How ‘Twilight Zone: The Movie’ deaths changed Hollywood

40 years ago, one of the most horrific accidents to ever happen on a movie set took the lives of three actors. One was Vic Morrow, the longtime character actor best known for his early 1960s role on the American show Combat. The other two were children, Renee Shin-Yi Chen and Myca Dinh Le, who were hired illegally by the production. When news of the tragic accident came to light, so too did the violations that director Jon Landis engaged in while filming.

The film in question was Twilight Zone: The Movie, the 1983 anthology movie spun off from the legendary American television series created by Rod Sterling. A number of directors were involved in four distinct stories, including Steven Speilberg, Joe Dante, and George Miller. Landis was the fourth, and his segment involved a prejudiced man played by Morrow going back in time to live through atrocities committed against the very people he is prejudiced against.

At one point, Morrow’s character lands in the middle of the Vietnam War. One scene, not originally in the script but added by Landis, originally called for Morrow to rescue two Vietnamese orphans as a sign of redemption. Landis assembled an explosives unit and rented a helicopter in order to shoot the scene, and when the production ran well into the early hours of the morning, Landis continued to film even though he didn’t have the proper permits to allow the children to continue working.

Chen and Le shouldn’t have been on the set in the first place – on top of the illegality of allowing children to work that late, Landis was also required to have a permit that signed off on the children working near explosions. Having never sought out the permits in the first place, Landis opted to pay the children’s parents under the table in order to compensate them following California’s child labour laws.
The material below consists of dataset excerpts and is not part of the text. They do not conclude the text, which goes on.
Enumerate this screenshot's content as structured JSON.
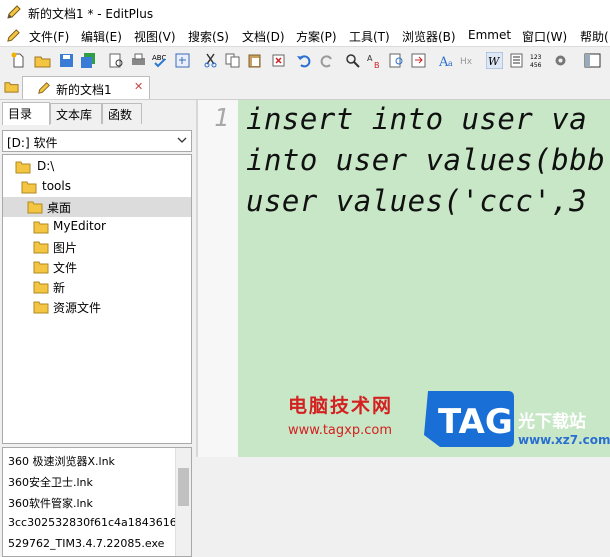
{
  "window": {
    "title": "新的文档1 * - EditPlus"
  },
  "menu": [
    {
      "label": "文件(F)"
    },
    {
      "label": "编辑(E)"
    },
    {
      "label": "视图(V)"
    },
    {
      "label": "搜索(S)"
    },
    {
      "label": "文档(D)"
    },
    {
      "label": "方案(P)"
    },
    {
      "label": "工具(T)"
    },
    {
      "label": "浏览器(B)"
    },
    {
      "label": "Emmet"
    },
    {
      "label": "窗口(W)"
    },
    {
      "label": "帮助("
    }
  ],
  "toolbar": {
    "icons": [
      "new-file-icon",
      "open-folder-icon",
      "save-icon",
      "save-all-icon",
      "print-preview-icon",
      "print-icon",
      "spell-check-icon",
      "browser-preview-icon",
      "cut-icon",
      "copy-icon",
      "paste-icon",
      "delete-icon",
      "undo-icon",
      "redo-icon",
      "find-icon",
      "replace-icon",
      "find-in-files-icon",
      "goto-icon",
      "font-icon",
      "hex-icon",
      "word-wrap-icon",
      "column-select-icon",
      "ruler-icon",
      "settings-icon",
      "fullscreen-icon"
    ]
  },
  "tabs": {
    "document": "新的文档1"
  },
  "panel": {
    "tabs": [
      "目录",
      "文本库",
      "函数"
    ],
    "drive": "[D:] 软件",
    "tree": [
      {
        "label": "D:\\",
        "depth": 1,
        "selected": false
      },
      {
        "label": "tools",
        "depth": 2,
        "selected": false
      },
      {
        "label": "桌面",
        "depth": 3,
        "selected": true
      },
      {
        "label": "MyEditor",
        "depth": 4,
        "selected": false
      },
      {
        "label": "图片",
        "depth": 4,
        "selected": false
      },
      {
        "label": "文件",
        "depth": 4,
        "selected": false
      },
      {
        "label": "新",
        "depth": 4,
        "selected": false
      },
      {
        "label": "资源文件",
        "depth": 4,
        "selected": false
      }
    ],
    "files": [
      "360 极速浏览器X.lnk",
      "360安全卫士.lnk",
      "360软件管家.lnk",
      "3cc302532830f61c4a1843616",
      "529762_TIM3.4.7.22085.exe"
    ]
  },
  "editor": {
    "line_number": "1",
    "lines": [
      "insert into user va",
      "into user values(bbb",
      "user values('ccc',3"
    ]
  },
  "watermark": {
    "site_name": "电脑技术网",
    "url": "www.tagxp.com",
    "logo_text": "TAG",
    "side_text": "光下载站",
    "side_url": "www.xz7.com"
  },
  "colors": {
    "editor_bg": "#c7e7c7",
    "logo_blue": "#1a6fd6",
    "watermark_red": "#d42020"
  }
}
At around 2:30 am, a series of explosions during filming were detonated too close to the low-flying helicopter, compromising the rotor and causing the pilot of the aircraft to lose control. The helicopter fell on the three actors, decapitating Morrow and Le while crushing Chen.

After the accident, investigations into the crash revealed Landis’ allegedly careless attitude towards the safety of the actors. Landis, producer George Folsey Jr., pilot Dorcey Wingo, production manager Dan Allingham, and explosives specialist Paul Stewart were all tried on criminal charges of manslaughter, but all were acquitted by 1987.

Civil lawsuits from the children’s families allowed them to collect compensation, but the accident caused a number of figures involved in the film’s creation to express disgust or leave the project entirely. “No movie is worth dying for,” Spielberg said in his 2010 biography. “I think people are standing up much more now than ever before to producers and directors who ask too much. If something isn’t safe, it’s the right and responsibility of every actor or crew member to yell ‘Cut!'”

Indeed, the landscape of Hollywood productions was permanently changed following the accident. The Director’s Guild of America began stricter enforcements for safety violations, while the Screen Actors Guild included new clauses in their contracts that allowed actors to step away from films should they not feel safe on set. The California Department of Forestry and Fire Protection also created its Motion Picture & Entertainment Safety Program, the likes of which are still being used on Hollywood film sets today.

Still, tragic accidents on film sets continue to happen. Just last year, a fatal shooting killed cinematographer Halyna Hutchins on the set of the film Rust. Safety concerns still plague the film industry, but major attention hadn’t been paid to these concerns until the horrific Twilight Zone killings forced Hollywood to acknowledge its own shortcomings.